Ya lo creo que sí. En Madrid hay mucha más gente que en Valencia. Aquel primer día, a mediados de noviembre, salí de Atocha con la inseguridad propia de quien circula por terreno desconocido y me dirigí hacia el lugar donde iba a tener lugar la entrevista, en plena Castellana. Pase por delante del Museo del Prado, proponiéndome volver con más sosiego para visitarlo; pasé por delante de la Biblioteca Nacional; por delante del entonces edificio de Correos; vi la estatua de Colón en la plaza de su nombre, y a todo iba poniendo tal cara de admiración que debía ser evidente para cualquiera que me viera que era nuevo, y hasta novísimo, por la ciudad. Y que, aunque en atención al motivo de mi viaje iba vestido con traje y corbata, y que había tomado prestado un abrigo de mi padre por si hacía más frío del que un valenciano es capaz de soportar, mis ademanes y mi actitud desmentían mi atuendo y revelaban al pardillo que había debajo.
- ¿Y qué hacemos al llegar?
- No sé. Ya veremos qué se nos ocurre.
- ¡Pues no tenemos tiempo hasta la noche ni na!
En su día, yo llegué a la entrevista de trabajo andando y como unas dos horas antes de que debiera tener lugar. El día era bonito, pero hacía frío y estar sentado dos horas en un banco de la Castellana era algo exagerado. Entrar al edificio tan pronto no era de recibo y yo no sabía muy bien qué hacer, así que me metí en un bar a comer algo, porque se acercaba el mediodía. Como en España en general, y en Madrid en particular, la gente come tarde, el bar estaba bastante vacío. Me atendió un camarero de unos cincuenta años, y yo me senté en una mesa vacía, a cuyo lado había un señor tirando a gordo con el pelo engominado que leía distraído el periódico y a quien el camarero trataba con mucho respeto.

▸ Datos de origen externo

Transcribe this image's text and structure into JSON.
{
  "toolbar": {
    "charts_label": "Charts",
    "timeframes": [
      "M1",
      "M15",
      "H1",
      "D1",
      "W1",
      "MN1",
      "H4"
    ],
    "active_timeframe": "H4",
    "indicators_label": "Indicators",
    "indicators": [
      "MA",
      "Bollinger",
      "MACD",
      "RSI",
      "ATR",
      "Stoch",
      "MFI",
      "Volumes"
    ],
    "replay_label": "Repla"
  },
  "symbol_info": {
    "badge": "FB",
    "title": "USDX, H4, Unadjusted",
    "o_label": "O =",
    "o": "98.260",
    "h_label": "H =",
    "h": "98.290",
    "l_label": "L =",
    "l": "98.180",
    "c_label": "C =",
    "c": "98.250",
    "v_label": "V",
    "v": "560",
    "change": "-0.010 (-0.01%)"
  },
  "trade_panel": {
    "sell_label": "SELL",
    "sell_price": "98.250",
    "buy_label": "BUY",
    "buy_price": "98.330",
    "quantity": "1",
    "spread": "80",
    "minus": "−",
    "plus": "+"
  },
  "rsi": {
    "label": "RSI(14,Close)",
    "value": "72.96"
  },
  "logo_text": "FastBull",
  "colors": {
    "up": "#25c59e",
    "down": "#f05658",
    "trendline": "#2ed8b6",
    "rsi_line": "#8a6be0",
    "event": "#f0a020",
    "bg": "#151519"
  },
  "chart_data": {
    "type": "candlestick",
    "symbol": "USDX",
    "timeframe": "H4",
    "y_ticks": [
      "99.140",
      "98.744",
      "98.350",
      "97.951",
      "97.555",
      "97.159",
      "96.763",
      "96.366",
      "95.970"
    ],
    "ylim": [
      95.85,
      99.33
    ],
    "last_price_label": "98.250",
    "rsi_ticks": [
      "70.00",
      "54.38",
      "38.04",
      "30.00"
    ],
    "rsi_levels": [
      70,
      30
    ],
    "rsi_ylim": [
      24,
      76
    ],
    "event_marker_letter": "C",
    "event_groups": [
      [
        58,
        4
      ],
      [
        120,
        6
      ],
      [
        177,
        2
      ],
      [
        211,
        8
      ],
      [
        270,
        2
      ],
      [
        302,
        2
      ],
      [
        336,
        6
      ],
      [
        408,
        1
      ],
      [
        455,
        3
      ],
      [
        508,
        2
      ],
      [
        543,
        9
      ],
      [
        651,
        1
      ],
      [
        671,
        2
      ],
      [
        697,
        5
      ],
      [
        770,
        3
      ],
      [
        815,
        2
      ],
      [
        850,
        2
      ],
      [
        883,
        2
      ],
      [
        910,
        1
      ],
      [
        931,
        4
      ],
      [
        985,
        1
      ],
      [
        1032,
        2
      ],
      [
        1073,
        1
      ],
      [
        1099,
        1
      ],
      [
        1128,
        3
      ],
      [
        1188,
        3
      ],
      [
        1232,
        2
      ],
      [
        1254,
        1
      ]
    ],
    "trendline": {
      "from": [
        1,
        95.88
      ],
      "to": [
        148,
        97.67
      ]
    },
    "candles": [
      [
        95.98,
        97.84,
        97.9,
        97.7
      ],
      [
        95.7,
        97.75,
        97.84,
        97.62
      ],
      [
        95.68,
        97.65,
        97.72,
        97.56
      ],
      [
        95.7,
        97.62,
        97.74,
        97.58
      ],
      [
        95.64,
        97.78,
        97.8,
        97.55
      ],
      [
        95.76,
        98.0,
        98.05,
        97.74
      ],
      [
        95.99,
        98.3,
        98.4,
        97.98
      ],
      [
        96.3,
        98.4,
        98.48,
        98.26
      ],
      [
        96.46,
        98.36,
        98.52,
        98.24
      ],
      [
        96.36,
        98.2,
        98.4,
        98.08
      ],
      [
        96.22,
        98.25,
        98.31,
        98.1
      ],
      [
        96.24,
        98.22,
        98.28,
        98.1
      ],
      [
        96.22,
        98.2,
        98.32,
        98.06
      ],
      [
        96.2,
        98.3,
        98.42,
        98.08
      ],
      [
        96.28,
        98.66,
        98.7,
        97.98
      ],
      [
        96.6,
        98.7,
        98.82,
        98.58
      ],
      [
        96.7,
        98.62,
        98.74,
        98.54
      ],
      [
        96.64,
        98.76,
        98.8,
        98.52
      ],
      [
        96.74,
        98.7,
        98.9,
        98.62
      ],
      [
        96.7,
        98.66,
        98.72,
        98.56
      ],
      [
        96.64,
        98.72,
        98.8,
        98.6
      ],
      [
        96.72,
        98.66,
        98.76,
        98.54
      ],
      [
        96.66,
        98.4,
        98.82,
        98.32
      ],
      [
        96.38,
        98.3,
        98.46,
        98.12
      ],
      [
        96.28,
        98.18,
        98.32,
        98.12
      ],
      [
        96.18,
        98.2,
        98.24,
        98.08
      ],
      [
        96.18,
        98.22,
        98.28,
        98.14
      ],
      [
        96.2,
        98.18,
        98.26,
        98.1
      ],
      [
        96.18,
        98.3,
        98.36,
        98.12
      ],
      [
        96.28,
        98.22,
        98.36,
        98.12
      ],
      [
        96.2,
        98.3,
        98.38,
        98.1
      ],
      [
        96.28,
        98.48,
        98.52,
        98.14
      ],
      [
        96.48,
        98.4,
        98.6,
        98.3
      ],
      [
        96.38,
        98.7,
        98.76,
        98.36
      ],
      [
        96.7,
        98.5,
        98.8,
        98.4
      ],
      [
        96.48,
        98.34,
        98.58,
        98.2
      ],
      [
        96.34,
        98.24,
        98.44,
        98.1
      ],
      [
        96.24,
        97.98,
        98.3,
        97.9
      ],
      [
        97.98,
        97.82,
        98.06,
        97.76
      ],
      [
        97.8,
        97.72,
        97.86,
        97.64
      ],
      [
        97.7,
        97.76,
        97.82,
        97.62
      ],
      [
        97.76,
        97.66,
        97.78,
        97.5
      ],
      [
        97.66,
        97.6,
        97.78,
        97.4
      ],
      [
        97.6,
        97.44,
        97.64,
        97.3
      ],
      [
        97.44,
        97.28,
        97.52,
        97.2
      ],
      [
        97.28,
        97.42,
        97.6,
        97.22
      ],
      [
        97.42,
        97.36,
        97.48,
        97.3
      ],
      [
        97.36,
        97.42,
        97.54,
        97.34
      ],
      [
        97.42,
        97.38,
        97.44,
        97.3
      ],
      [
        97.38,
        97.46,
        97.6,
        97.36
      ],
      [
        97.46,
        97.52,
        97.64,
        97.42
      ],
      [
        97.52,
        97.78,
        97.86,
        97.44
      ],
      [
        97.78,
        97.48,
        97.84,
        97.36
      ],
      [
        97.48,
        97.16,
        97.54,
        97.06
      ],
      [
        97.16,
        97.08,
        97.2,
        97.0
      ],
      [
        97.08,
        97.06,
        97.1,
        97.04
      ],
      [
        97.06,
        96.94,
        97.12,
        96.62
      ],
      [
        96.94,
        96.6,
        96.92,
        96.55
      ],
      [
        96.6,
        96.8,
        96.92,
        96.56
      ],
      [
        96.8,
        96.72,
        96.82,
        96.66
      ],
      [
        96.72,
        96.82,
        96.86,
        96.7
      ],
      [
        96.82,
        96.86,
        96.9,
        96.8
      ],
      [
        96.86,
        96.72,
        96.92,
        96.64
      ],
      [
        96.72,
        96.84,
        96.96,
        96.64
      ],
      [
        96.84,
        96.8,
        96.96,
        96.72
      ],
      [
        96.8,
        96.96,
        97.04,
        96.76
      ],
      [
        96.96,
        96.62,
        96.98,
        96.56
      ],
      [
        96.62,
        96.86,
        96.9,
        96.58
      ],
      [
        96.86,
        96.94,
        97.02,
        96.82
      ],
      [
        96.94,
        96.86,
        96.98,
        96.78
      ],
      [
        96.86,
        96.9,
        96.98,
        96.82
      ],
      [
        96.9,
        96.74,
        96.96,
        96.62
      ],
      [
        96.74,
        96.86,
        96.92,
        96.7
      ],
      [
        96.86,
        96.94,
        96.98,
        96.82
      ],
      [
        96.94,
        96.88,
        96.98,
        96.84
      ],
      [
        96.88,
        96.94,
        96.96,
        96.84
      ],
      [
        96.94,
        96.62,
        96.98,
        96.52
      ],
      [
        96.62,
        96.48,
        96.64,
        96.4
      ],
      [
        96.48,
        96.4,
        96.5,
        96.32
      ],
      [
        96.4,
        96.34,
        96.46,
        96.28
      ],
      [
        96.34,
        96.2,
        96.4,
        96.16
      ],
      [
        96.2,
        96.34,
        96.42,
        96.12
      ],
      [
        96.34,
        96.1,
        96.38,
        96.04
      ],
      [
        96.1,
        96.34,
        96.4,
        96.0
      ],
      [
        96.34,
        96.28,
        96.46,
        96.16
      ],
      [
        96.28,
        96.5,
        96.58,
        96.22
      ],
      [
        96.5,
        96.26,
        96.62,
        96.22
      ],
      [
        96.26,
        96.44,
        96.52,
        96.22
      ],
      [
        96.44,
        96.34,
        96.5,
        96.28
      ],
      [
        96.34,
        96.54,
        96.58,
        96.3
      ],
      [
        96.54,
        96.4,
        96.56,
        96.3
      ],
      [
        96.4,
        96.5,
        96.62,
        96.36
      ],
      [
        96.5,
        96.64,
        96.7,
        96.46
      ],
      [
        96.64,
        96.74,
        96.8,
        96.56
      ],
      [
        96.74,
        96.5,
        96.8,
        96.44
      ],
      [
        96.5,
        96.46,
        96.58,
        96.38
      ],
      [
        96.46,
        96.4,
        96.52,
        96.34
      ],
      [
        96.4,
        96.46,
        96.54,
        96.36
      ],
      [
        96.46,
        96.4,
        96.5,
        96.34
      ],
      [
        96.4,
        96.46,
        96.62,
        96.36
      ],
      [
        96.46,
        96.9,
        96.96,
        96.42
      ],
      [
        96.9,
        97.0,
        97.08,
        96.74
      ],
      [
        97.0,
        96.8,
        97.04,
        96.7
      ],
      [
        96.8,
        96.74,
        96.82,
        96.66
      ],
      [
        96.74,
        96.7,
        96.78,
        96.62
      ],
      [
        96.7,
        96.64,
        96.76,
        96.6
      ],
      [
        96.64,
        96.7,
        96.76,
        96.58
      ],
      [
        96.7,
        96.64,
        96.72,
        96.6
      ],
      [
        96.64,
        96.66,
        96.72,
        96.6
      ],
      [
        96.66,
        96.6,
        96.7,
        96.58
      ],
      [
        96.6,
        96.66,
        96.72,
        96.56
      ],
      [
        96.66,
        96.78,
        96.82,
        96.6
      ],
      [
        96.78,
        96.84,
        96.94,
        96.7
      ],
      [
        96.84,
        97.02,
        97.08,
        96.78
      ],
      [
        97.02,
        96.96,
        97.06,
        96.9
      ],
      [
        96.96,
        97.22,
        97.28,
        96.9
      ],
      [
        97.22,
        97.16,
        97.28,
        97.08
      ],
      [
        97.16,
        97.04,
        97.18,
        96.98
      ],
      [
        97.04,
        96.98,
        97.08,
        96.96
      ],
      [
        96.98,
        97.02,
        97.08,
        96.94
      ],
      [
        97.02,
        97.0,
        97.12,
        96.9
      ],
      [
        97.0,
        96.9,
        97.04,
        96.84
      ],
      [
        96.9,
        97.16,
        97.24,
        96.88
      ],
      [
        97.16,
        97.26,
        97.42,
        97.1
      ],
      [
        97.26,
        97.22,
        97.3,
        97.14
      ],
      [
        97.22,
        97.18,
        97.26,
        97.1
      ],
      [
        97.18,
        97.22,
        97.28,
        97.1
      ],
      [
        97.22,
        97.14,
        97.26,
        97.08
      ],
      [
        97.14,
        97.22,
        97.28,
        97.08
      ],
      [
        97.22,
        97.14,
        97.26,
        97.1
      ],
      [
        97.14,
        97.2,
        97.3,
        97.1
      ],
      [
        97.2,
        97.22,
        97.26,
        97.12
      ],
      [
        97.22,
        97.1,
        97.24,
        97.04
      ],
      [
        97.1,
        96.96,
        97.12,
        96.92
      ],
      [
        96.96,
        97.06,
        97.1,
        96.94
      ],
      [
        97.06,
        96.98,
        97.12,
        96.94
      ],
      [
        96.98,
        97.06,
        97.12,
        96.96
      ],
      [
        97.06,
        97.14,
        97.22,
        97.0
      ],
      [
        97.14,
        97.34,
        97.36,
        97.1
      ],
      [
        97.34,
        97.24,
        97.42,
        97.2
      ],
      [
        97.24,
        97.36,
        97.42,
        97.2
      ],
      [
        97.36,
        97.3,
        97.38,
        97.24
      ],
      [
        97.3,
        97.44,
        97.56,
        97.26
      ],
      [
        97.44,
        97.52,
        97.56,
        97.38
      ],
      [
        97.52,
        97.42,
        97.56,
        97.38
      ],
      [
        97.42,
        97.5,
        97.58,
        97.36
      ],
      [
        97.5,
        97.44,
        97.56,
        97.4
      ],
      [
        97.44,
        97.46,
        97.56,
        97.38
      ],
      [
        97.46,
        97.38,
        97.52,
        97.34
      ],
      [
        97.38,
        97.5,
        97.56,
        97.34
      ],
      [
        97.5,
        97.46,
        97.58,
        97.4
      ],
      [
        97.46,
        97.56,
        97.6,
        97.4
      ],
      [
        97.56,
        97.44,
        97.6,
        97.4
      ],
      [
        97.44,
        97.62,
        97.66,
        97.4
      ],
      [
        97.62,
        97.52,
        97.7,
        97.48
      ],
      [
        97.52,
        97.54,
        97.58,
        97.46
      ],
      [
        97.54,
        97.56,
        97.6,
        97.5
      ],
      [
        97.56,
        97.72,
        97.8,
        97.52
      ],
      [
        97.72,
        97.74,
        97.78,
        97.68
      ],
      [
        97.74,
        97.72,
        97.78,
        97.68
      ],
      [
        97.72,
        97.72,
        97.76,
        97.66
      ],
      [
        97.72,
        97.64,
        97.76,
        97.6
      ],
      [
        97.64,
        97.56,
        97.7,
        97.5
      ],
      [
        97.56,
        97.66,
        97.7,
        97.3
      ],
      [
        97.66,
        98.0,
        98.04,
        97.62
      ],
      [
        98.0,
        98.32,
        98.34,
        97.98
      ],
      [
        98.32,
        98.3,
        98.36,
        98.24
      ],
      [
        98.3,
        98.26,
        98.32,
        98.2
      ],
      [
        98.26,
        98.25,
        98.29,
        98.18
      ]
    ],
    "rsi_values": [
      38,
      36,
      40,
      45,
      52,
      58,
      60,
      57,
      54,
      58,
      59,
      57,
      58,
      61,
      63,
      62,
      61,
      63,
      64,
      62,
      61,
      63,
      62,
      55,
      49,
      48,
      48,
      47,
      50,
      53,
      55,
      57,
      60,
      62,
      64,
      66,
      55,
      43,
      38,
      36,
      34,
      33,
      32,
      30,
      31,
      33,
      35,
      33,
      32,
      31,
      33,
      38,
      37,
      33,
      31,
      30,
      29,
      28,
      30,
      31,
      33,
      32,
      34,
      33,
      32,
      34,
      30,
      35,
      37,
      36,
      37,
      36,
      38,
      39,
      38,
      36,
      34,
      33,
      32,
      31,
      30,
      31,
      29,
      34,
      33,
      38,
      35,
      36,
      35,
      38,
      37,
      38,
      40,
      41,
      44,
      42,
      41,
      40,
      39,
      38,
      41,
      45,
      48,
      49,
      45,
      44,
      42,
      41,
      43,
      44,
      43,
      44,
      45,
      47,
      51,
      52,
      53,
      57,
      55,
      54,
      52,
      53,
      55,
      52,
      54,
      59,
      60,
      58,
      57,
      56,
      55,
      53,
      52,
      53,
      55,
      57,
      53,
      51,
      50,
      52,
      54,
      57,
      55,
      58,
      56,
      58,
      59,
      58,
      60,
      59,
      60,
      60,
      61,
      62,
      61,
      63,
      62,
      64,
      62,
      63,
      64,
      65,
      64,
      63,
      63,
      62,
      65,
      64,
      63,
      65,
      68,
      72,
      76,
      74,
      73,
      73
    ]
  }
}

- El otro dia conseguimos las pistolas, señor -le dijo.
- ¿Y son buenas? -dijo el cliente sin apenas mirarle.
- Yo las he estado viendo, y son muy buenas. Se las pasamos a Ciríaco.
- ¿A Ciríaco? ¿Y es de confianza?
- Es de confianza, señor.
- Bueno, pero yo se las hubiera pasado a Juan.
- Claro que si, señor, pero Ciríaco también es bueno. También ése le daba a los rojos como el que más.
- Le haré caso si usted lo dice.
El camarero dejó servido al señor engominado y pasó a servirme a mí, que no estaba muy seguro de dónde me había metido. Creo que comí demasiado deprisa y a la salida tenía un nudo en el estómago. Si hubiera sido rojo, no quiero ni pensarlo.
Entretanto, el tren seguía avanzando por La Mancha y los cinco muchachos seguían hablando animadamente entre ellos, a veces con algún detalle de nervios. Sí, la primera llegada a Madrid tiene ese no sé qué de incertidumbre que luego se recuerda con simpatía, pero que en el momento en que se produce es bastante molesto.